В этот момент она ощутила чуть ниже поясницы легкий горячий спазм, от него какие-то швы в ее теле мягко разошлись, а вся тяжесть самого тела переместилась вниз. Внезапно она покраснела, плотно сжала ноги и украдкой посмотрела на ступни – те, вследствие неожиданно открывшегося бурного кровотечения, были уже закапаны менструальной кровью. Эта неприятность, приключившаяся с ней в присутствии молодых мужчин, родила в ней не только стыд, но и страх. И мучаясь, пытаясь спрятать ступни и одновременно как-то вытереть мокрый пол подошвами чоботов, дрожа всем телом, словно тростник на ветру, она выложила все, что знала.

Знала она не так уж и много. Партизаны, понимая, что она еще девчонка, и ей нет даже шестнадцати, доверяли ей только самое необходимое, по большей части держали ее в неведении, а то и просто рассказывали ей разные небылицы.

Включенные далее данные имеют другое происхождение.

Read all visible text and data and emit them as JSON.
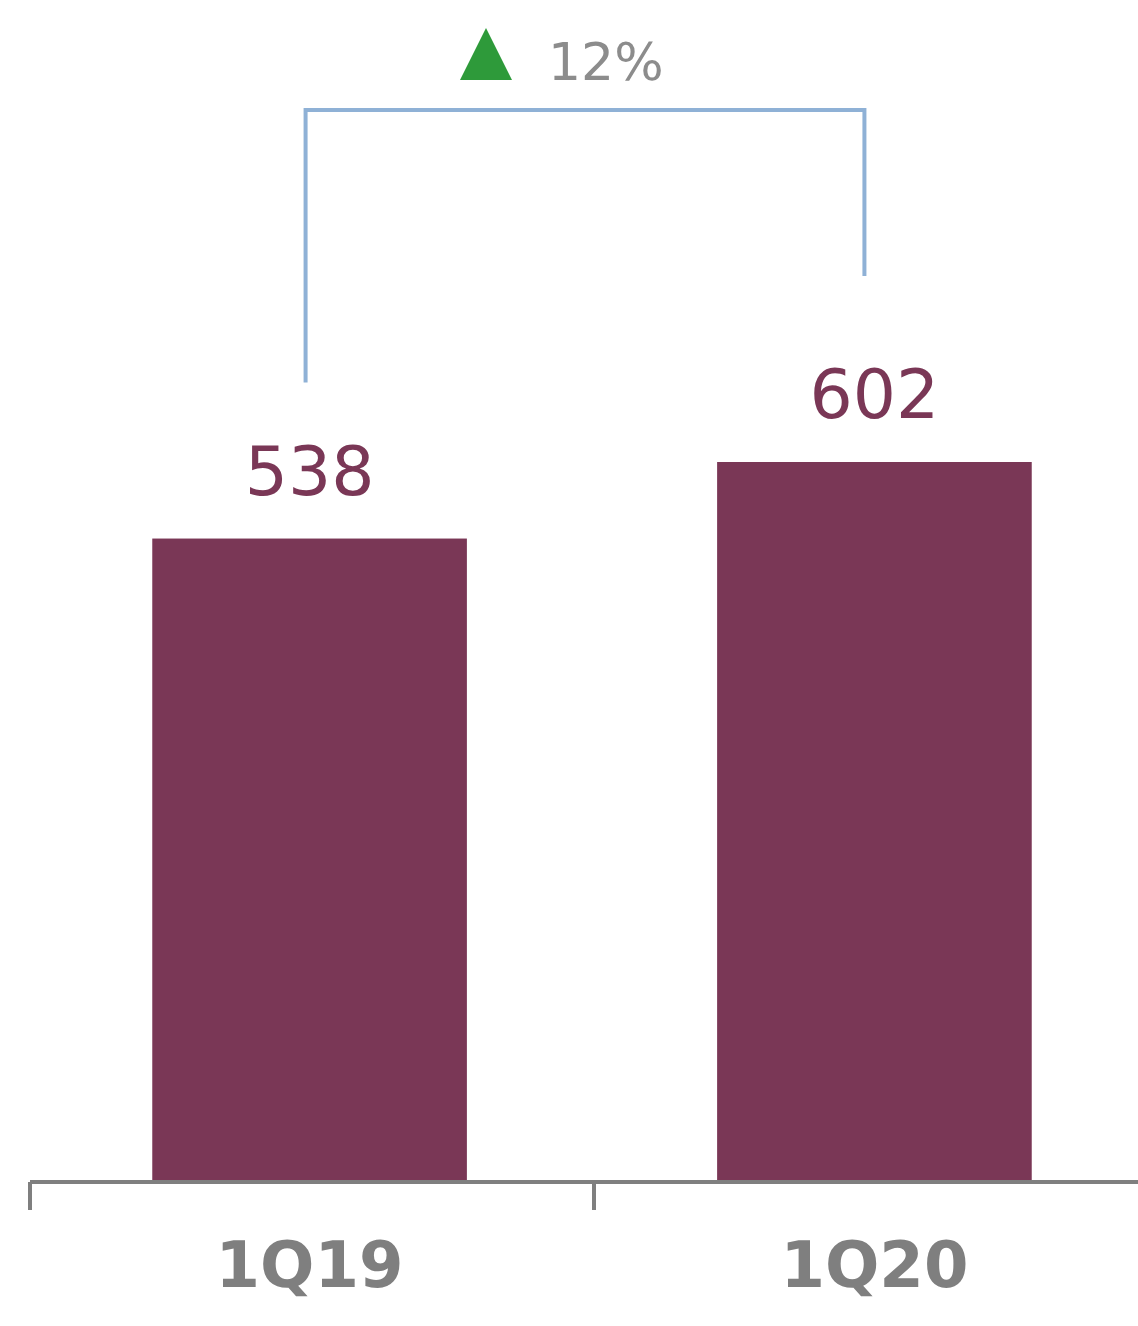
{
  "chart_data": {
    "type": "bar",
    "categories": [
      "1Q19",
      "1Q20"
    ],
    "values": [
      538,
      602
    ],
    "color": "#7a3756",
    "data_labels": true,
    "annotations": [
      "12%"
    ]
  }
}
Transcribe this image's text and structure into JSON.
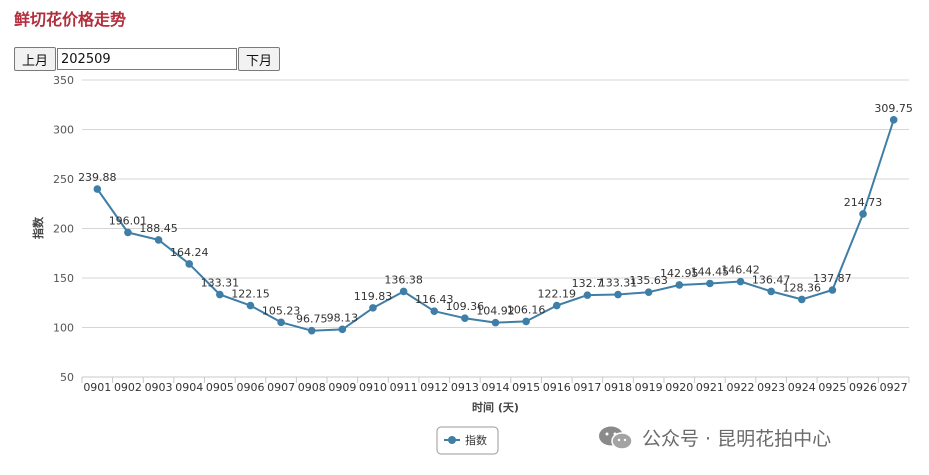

Например, «жених» ее, Червонный Туз, под страшным секретом сообщил ей, что его на самом деле зовут Луис Де-Вилларрика-и-Перес, и что у него есть брат, Хосе Де Вилларрика-и-Перес (имея в виду Узеппе), и родились они оба где-то в аргентинских пампах, среди кабальеро, мустангов и чего-то еще; он добавил к сему другие истории в этом роде. По сути дела, тех партизан, с которыми она общалась, она знала лишь в лицо, да еще по кличкам. По имени, фамилии и адресу она знала только Очкастого, то есть командира, который жил в Альбано и в настоящее время был ранен в ногу. Но он на днях, в ходе форсированной эвакуации всего городка Альбано после разрушительной бомбежки, был на носилках перенесен в неизвестное место; Квада, то есть Оресте Алоизи, который погиб как раз на этих днях (в то время как его братья затерялись на каких-то неизвестных фронтах, а родители, батрачившие на чужих поместьях, уехали за океан, потом снова вернулись и теперь где-то перебивались с хлеба на воду); третьим и последним был некто Обердан, из Палестрины, который теперь в Палестрину же и уехал. Там, вместе со своими земляками, он спал то в одном, то в другом гроте, поскольку от города остались только руины. Но известия обо всех этих стремительно совершившихся событиях ушей Мариулины еще не достигли.

Что касается сведений, которые особенно интересовали немцев, а именно – где находится убежище, в котором скрываются партизаны, то последним их местонахождением, о котором Мариулина знала, был каменный домишко, в который командование «Свободного» отряда перебралось с наступлением зимы, покинув известную нам лачугу. Рыжуха, однако, не знала, что совсем недавно ребята оставили и это пристанище, и теперь перемещались с одного холма на другой, не имея постоянного местожительства, дабы избежать немецких облав. Не знала она и того, что в последнее время прервались не только связи «ее» отряда с ней, Мариулиной, но и все взаимные связи между отрядами, действующими в округе (эти отряды ей всегда представлялись отрядами-призраками, у них не было ни точного местоположения, ни отличительных особенностей). В последнее время соратники Туза разошлись в разные стороны и след их потерялся. Еще ей было невдомек, что пока она рассказывала о своем дорогом Тузе, он давно уже вместе с Петром отправился искать приключений по другую сторону линии фронта.

Когда Мариулина выговорила признания, ее вместе с матерью бросили на пол и крепко избили, потом озверевшие визитеры стали их насиловать по очереди. Только один из них не стал принимать участия в этом подвиге, хотя при избиении он выказал пыл необыкновенный и впал даже в своего рода экстаз. Это был унтер-офицер лет тридцати, со старообразным лицом, изборожденным поперечными морщинами, которые придавали его физиономии некую измученность, и остановившимся и бесцветным взглядом самоубийцы.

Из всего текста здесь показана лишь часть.